El 15 de noviembre de 2008, unas semanas después de la emblemática caída de Lehman Brothers, se reunía en Washington D. C. el G20, con el objetivo de buscar acciones comunes para hacer frente a la crisis financiera global en ciernes. Uno de los acuerdos de esa reunión fue lanzar unos programas de expansión fiscal (stimulus packages), por cuantía de un 1% del PIB, para contrarrestar la brusca caída de la demanda agregada -consumo, inversión y exportaciones- como consecuencia del colapso del sector financiero mundial y su incapacidad para inyectar fondos para el tejido productivo.
El planteamiento de estos "paquetes de estímulo" era puramente keynesiano: aumentar a corto plazo la demanda agregada, evitar la deflación, recuperar el nivel de empleo o, al menos, frenar su destrucción, y sostener la actividad de muchas empresas, sobre todo las de menor tamaño, que estaban en riesgo de desaparición.
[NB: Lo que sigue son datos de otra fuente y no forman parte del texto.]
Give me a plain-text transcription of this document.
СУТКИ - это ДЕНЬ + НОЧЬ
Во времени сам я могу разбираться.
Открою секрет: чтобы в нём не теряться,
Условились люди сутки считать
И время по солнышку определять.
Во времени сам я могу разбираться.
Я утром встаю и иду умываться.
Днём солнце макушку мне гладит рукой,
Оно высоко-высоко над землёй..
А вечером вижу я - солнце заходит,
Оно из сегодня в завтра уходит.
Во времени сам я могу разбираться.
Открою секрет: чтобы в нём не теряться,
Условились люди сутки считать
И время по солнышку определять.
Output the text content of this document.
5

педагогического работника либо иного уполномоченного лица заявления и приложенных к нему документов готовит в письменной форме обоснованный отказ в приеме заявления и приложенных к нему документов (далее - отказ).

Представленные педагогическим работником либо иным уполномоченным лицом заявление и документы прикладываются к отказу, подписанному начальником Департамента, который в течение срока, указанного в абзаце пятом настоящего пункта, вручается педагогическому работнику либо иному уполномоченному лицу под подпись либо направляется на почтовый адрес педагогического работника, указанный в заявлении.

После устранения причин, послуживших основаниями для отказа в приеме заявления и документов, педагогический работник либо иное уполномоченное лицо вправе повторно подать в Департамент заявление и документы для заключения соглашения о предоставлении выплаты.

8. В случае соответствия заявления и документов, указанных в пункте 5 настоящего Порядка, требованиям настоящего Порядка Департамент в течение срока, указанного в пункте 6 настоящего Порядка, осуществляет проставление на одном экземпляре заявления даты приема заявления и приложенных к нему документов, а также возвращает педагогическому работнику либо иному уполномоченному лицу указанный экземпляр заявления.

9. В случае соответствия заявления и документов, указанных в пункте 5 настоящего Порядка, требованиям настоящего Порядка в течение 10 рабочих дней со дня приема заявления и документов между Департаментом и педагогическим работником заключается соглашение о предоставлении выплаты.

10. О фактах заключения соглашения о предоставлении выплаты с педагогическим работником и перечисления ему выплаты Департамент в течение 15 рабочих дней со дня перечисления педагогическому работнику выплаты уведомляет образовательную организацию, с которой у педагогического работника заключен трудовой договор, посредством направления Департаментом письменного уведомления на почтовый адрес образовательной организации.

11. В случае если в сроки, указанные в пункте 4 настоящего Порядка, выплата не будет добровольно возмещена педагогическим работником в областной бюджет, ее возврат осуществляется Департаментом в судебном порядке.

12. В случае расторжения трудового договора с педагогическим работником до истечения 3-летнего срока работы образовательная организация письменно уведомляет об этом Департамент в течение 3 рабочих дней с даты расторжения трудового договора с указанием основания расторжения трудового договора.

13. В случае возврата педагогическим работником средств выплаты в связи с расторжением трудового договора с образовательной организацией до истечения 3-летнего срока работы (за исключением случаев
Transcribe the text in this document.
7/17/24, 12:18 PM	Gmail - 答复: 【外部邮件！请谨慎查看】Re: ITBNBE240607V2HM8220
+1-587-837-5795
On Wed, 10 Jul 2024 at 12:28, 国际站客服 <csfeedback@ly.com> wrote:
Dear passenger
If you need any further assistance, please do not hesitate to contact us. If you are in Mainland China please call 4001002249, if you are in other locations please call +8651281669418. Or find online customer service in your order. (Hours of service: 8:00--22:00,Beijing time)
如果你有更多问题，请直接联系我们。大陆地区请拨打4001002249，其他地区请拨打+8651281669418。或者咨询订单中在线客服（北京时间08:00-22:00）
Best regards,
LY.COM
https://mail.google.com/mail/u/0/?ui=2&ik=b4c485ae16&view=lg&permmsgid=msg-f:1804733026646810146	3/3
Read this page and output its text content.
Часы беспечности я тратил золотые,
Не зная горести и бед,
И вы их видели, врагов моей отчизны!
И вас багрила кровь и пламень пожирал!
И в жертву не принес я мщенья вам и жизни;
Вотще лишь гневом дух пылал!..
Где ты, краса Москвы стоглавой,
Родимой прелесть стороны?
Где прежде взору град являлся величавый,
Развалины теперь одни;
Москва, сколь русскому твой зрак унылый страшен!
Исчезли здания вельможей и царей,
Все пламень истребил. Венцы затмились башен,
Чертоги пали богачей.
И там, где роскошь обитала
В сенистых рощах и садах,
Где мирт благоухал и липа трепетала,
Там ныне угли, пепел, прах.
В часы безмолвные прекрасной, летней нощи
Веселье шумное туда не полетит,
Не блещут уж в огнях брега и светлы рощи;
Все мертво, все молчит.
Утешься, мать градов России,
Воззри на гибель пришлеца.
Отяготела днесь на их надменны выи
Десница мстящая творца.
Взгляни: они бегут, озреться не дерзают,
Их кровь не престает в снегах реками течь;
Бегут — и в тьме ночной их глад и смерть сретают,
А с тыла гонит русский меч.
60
Con este espíritu se puso en marcha en España el Plan E, que empezó a ejecutarse en 2009. Y, en Estados Unidos, ya bajo la recién llegada administración Obama, la American Recovery and Reinvestment Act (A.R.R.A.). Ambos por un importe del 1% del PIB. En el caso español, unos 10.000 millones de euros.
Cuando hablo de "planteamiento puramente keynesiano" me refiero a que su horizonte era estrictamente cortoplacista. No buscaba la mejora de la productividad a largo plazo o, si se quiere, de la "oferta agregada", sino estrictamente contrarrestar la caída de la demanda y el riesgo de deflación a corto plazo. Bajo esta filosofía, la rapidez de la ejecución era fundamental.
No tenía sentido que estos planes de inversión pública tardaran años en ponerse en marcha porque, probablemente, ya no serían necesarios en ese horizonte temporal o incluso podrían ser contraproducentes.
El Plan E
A principios de 2009, unas semanas después de la cumbre del G20, se aprobó la primera parte del Plan E, por una cuantía de 10.000 millones de euros. Pese a disponer desde 2007 de una flamante "Agencia Nacional de Evaluación de Políticas Públicas", nunca se hizo una valoración ex post de este Plan.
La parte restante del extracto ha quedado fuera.